Recent major advances in rheumatology have been given further impetus by the declaration of 2000–2010 as the Bone and Joint Decade. This initiative, endorsed by the United Nations, aims to improve health-related quality of life for people with musculoskeletal disorders worldwide.

Prevention. The imperative to prevent chronic disability from musculoskeletal conditions is increasingly being recognised. For instance, beliefs and behaviour associated with acute back pain, which may have potentially costly and prolonged sequelae in the workplace, can be altered with early appropriate intervention.1 The incidence and severity of knee osteoarthritis, the most important cause of musculoskeletal disability, can be reduced by better weight control and avoiding excessive deep-knee bending, while corticosteroid-induced osteoporosis can be prevented by concomitant use of bisphosphonates.2

Diagnosis. Assessment of osteoporosis and monitoring of response to interventions will be improved by combining bone densitometry with ultrasound (to define other important bone characteristics, including fragility) and better methods of determining biochemical markers of bone turnover.

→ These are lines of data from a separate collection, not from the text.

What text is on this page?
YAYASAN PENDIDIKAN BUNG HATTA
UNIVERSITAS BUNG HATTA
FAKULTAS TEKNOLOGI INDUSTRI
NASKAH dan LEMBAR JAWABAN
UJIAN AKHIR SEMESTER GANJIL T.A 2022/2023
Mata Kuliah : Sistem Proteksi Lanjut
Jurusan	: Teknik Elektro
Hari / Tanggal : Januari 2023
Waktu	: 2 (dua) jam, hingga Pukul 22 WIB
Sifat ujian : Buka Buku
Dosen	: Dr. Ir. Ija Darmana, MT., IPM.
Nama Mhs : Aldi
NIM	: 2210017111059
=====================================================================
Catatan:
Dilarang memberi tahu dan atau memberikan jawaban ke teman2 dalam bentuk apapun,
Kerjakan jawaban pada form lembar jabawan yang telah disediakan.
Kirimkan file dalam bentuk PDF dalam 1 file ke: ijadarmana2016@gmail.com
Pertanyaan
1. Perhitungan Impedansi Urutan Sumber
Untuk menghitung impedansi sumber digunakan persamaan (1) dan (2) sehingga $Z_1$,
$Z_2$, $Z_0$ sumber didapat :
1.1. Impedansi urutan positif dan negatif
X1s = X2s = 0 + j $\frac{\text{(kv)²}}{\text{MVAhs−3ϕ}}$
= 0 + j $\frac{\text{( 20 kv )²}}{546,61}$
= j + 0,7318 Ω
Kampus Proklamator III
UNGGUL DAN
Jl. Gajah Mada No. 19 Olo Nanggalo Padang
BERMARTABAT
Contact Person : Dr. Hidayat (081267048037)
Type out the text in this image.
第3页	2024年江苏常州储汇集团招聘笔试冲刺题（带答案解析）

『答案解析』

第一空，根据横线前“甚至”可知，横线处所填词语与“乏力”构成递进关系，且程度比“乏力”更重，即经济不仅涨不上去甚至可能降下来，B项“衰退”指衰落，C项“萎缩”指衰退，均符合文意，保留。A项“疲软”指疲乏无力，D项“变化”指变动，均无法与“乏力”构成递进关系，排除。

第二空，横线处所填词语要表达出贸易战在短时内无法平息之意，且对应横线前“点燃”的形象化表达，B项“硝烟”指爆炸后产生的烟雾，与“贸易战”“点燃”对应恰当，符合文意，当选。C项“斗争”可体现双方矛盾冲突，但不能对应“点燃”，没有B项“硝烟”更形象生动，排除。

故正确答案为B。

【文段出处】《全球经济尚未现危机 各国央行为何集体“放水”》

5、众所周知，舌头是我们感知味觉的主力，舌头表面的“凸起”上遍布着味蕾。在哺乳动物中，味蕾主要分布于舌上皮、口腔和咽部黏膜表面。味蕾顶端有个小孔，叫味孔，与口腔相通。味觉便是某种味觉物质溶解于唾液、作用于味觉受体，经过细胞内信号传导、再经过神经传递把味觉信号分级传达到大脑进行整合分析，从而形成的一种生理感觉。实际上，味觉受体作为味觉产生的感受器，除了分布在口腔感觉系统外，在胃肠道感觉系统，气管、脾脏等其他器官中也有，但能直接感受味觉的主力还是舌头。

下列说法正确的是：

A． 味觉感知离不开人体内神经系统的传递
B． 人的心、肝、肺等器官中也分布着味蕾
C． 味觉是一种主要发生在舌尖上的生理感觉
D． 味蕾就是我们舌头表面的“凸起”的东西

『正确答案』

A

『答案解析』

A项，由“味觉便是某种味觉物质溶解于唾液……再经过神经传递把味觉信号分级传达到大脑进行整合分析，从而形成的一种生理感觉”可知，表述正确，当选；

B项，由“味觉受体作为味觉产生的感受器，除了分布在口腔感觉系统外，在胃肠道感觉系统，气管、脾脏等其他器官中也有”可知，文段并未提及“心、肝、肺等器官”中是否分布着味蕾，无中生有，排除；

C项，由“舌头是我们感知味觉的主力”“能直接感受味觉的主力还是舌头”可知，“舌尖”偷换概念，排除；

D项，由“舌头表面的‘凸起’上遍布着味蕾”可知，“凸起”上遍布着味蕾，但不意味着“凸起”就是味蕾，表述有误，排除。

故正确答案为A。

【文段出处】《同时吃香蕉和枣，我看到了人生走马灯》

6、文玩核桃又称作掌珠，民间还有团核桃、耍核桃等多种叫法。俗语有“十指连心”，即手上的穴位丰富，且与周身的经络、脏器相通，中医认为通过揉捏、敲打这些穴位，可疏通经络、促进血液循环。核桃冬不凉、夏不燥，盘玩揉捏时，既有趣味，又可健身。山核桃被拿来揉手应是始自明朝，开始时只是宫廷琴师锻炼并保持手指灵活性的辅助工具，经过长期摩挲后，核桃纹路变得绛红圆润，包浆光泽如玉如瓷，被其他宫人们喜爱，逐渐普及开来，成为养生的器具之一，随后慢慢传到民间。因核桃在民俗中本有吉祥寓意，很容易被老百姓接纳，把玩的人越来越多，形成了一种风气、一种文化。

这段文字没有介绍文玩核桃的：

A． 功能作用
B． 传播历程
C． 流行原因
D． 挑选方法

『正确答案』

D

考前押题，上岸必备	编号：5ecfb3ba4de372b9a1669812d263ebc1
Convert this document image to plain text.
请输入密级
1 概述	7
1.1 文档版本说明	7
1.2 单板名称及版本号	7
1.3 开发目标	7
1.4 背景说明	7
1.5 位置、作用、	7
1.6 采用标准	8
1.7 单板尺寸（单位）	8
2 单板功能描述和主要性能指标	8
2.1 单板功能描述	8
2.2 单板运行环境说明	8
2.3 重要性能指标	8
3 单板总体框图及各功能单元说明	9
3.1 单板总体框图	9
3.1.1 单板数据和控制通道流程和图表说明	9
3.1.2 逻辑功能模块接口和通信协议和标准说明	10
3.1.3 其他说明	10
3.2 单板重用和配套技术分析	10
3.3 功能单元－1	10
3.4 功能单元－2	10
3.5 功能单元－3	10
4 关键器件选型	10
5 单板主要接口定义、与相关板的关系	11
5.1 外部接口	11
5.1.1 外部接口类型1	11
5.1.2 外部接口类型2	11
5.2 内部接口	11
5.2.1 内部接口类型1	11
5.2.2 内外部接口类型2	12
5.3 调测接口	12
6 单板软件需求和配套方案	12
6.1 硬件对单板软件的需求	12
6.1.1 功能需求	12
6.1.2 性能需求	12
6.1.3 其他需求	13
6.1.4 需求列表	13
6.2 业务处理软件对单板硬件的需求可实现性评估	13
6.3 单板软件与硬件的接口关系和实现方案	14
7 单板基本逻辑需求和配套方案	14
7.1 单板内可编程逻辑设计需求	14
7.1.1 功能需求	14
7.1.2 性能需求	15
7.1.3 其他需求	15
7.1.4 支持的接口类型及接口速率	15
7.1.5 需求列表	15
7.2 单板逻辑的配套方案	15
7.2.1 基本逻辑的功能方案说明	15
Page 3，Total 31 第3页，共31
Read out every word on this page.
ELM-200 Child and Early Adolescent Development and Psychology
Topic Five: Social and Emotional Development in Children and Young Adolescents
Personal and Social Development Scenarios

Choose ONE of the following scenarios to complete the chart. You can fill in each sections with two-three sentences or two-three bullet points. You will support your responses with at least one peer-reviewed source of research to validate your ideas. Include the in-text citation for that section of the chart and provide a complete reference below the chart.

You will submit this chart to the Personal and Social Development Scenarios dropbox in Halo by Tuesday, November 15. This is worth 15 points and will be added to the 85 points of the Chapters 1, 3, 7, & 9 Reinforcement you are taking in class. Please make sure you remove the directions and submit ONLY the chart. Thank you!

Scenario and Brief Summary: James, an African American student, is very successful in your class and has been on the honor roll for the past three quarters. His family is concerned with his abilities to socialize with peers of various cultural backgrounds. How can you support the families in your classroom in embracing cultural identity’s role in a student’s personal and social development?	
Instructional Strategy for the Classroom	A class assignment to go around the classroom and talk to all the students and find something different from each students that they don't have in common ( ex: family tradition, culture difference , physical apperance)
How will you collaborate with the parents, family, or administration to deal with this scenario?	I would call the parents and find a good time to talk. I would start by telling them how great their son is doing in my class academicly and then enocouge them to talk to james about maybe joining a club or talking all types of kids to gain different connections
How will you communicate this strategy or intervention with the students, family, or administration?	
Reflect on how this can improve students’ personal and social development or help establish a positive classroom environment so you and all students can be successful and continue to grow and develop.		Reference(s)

The difficulty of identifying osteoarthritis at an early stage (when interventions are most effective) will be overcome by refining the use of MRI and other imaging techniques and developing specific markers of cartilage breakdown and repair, such as proteoglycans. Likewise, early intervention in rheumatoid arthritis significantly affects symptom control, joint damage and functional ability. Both MRI and ultrasound will soon be used to accurately detect early inflammation and joint damage in rheumatoid arthritis and allow for stratification of different intervention strategies.

Intervention. Osteoporosis management has been significantly improved by the newer-generation bisphosphonates (alendronate, risedronate). The selective oestrogen-receptor modulators (SERMs), such as raloxifene, also offer fracture protection, lower lipid levels and a reduced risk of breast cancer. Newer SERMs will provide more selective and potent effects in bone and breast tissue. Pulsed daily parathyroid hormone therapy, which increases bone mineral density and possibly reduces fracture rates, and osteoprotegerin, a potent inhibitor of osteoclast action, will both improve management of osteoporosis.

Glucosamine may reduce knee cartilage loss, but the full significance of its effect on osteoarthritis has yet to be established.3 More definitive osteoarthritis treatment may be possible within the next five years, with progress in elucidating the mechanisms of cartilage breakdown and repair. Several potential agents are currently undergoing clinical trials.

Selective COX-2 inhibitors suppress joint inflammation and, compared with non-selective agents, significantly decrease rates of major gastrointestinal adverse events. They do not affect platelet function, but provide no advantage in regard to salt and water retention.4 Selective inhibitors of inflammation-induced isoforms of the upstream precursors of phospholipase A2 may have equivalent anti-inflammatory effects, with less disturbance of homoeostasis.

Methotrexate remains the baseline medication of choice for early intervention in rheumatoid arthritis, with current trends being to use higher doses and drug combinations. Leflunomide, a pyrimadine pathway inhibitor, provides significant benefits, especially when introduced early and in combination with methotrexate. The effectiveness of cyclosporin is also improved by combining with methotrexate, but it must be used with care because of its adverse effects on blood pressure and renal function.

Suppression of specific components of the rheumatoid arthritis inflammatory cascade has proved effective. Tumour necrosis factor (TNF) suppression by TNF fusion protein (etanercept), chimeric anti-TNF antibody (infliximab) or human monoclonal anti-TNF (adalimumab) all result in significantly less inflammation and reduced joint damage in the short term. Early data on safety and cost-effectiveness are encouraging.5 Suppression of interleukin-1 by the IL-1-receptor antagonist anakinra may decrease bone damage proportionally more than inflammation. Combinations of such agents will target the different components of the rheumatoid arthritis process. Future development of less expensive, oral agents with similar specificity will permit broader application of targeted therapies. Longer-term toxicity issues may yet emerge.

Applying pharmacogenomics (the study of genes relevant to drug therapy) and modulation of pro-inflammatory intracellular enzymes will further refine possibilities for modifying inflammatory processes. Recognition that corticosteroids act via these pathways has opened this field to the development of novel broad-spectrum immunomodulatory agents, some of which are in early-phase clinical trials.

Drugs that modulate the sensitised pain mechanisms of fibromyalgia and regional pain syndromes include, among others, derivatives of gabapentin and inhibitors of the 5-hydroxytryptamine receptor. Clinical trials suggest that these approaches will provide useful ancillary treatments.

Conclusion. With the impetus that the Bone and Joint Decade will bring to research in rheumatic diseases, we can expect further elucidation of disease mechanisms, and an increase in management options.